As a bleeding-heart, knee-jerk liberal, most people would expect me, I think, to take the side of the poor Muslim woman who lost her driver’s license because she would not remove her veil, in the name of Islam and modesty. The signs point to underdog, and I’m all about boosting the underdog. The ACLU, an organization I support and admire, has filed a lawsuit on behalf of Sultaana Freeman. There is currently an email missive, which incorrectly states that Florida gave in and is allowing Freeman to wear the veil on her license photo, that goes on and on about immigrants not playing by the rules, and this is God’s country, and love it or leave it, and all that crap. In other words, I should be decrying the heavy-hand of the government, and freedom of religion, and all that crap. But I’m not.

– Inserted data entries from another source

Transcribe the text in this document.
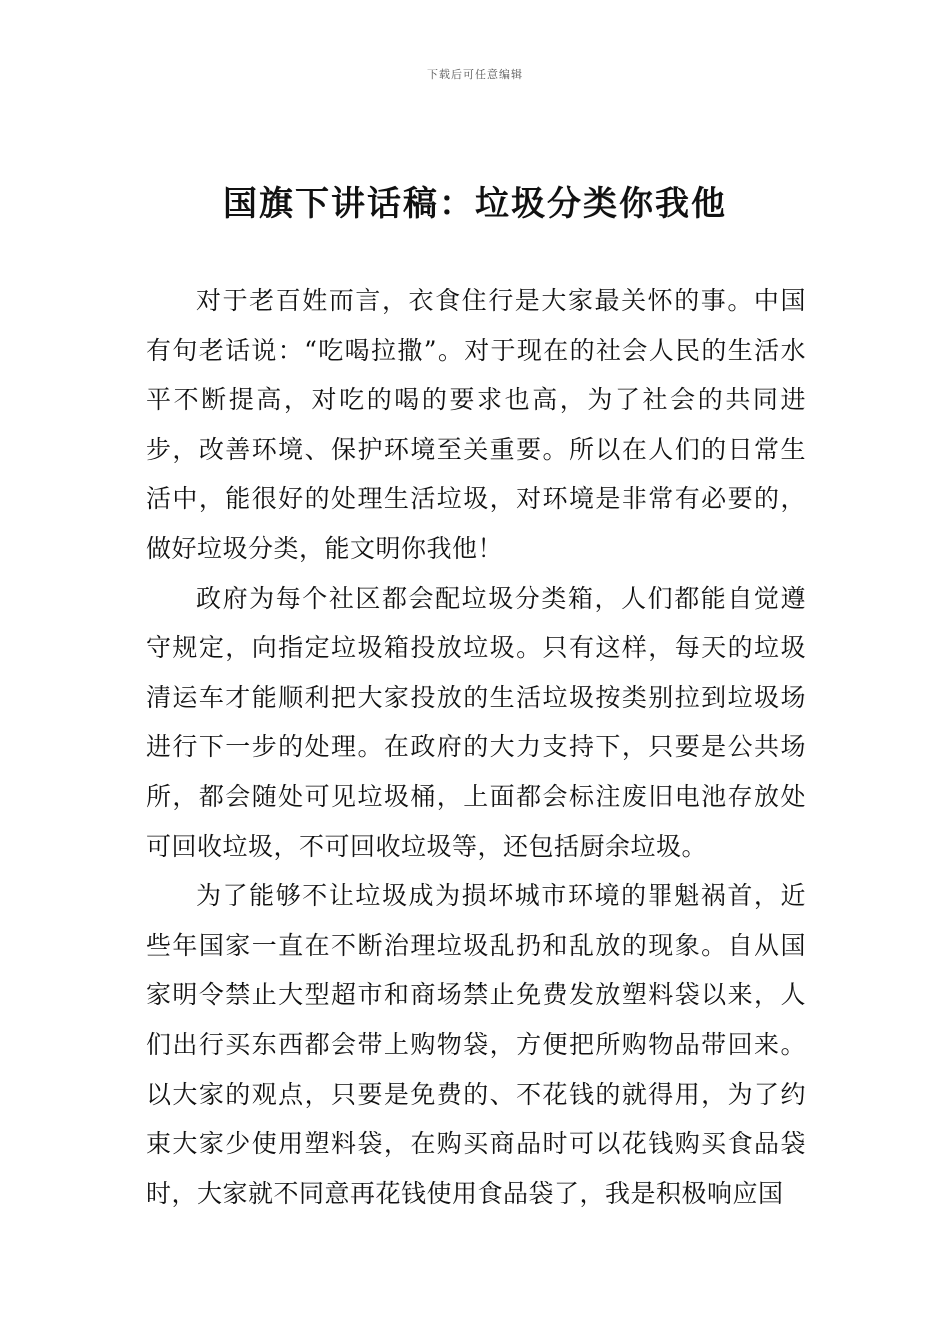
下载后可任意编辑
国旗下讲话稿：垃圾分类你我他

对于老百姓而言，衣食住行是大家最关怀的事。中国有句老话说：“吃喝拉撒”。对于现在的社会人民的生活水平不断提高，对吃的喝的要求也高，为了社会的共同进步，改善环境、保护环境至关重要。所以在人们的日常生活中，能很好的处理生活垃圾，对环境是非常有必要的，做好垃圾分类，能文明你我他！

政府为每个社区都会配垃圾分类箱，人们都能自觉遵守规定，向指定垃圾箱投放垃圾。只有这样，每天的垃圾清运车才能顺利把大家投放的生活垃圾按类别拉到垃圾场进行下一步的处理。在政府的大力支持下，只要是公共场所，都会随处可见垃圾桶，上面都会标注废旧电池存放处可回收垃圾，不可回收垃圾等，还包括厨余垃圾。

为了能够不让垃圾成为损坏城市环境的罪魁祸首，近些年国家一直在不断治理垃圾乱扔和乱放的现象。自从国家明令禁止大型超市和商场禁止免费发放塑料袋以来，人们出行买东西都会带上购物袋，方便把所购物品带回来。以大家的观点，只要是免费的、不花钱的就得用，为了约束大家少使用塑料袋，在购买商品时可以花钱购买食品袋时，大家就不同意再花钱使用食品袋了，我是积极响应国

It turns out that that the stupid email missive mentioned above, which claims falsely to be an editorial in a Tampa-area newspaper, is wrong on many counts. One of the main ones is the immigration status of Sultaana Freeman. She’s an American, who once went by the name of Sandra Kellar. A short while after she converted to Islam, she was arrested in Illinois on battery charges after beating a 3 year-old child in her care. In that case, she also tried to refuse the lifting of the veil on the child in the name of modesty and Islam. Underneath the veil of the child, police found bruises on her face. Her arm was also broken. The mug-shot of Sultaana was taken without the veil.
Suddenly, I see no reason to side with this woman.
Moreover, the sticking point in the Florida driver’s license issue is that Freeman already had her photo taken with the veil, and only, she and the ACLU claim, after 9–11 did the state have interest in persecuting Muslims. But there are two problems with this argument.
The first is that the state has always said that driving is a privilege, and its rules are now that the whole face must be shown in the license. If Freeman doesn’t want to take off the veil, she is welcome not to. And she will not be granted a license. Simple. It is not religious persecution.
The second point: It is not religious persecution. In Islamic countries where women can travel or drive, they do not wear their veils in their passport or driver’s license. Their whole face must be visible. There is no Islamic law that makes it immoral, or immodest, to remove the veil when identification is needed.
I wanted, in my liberal, knee-jerk reaction, to think that Florida was needlessly troubling this woman. But now, my spider-sense is tingling with the possibility that Sultaana Freeman, nee Sandra Kellar, former Pentecostal preacher and child-abuser, may just be hiding something besides her modesty behind that veil.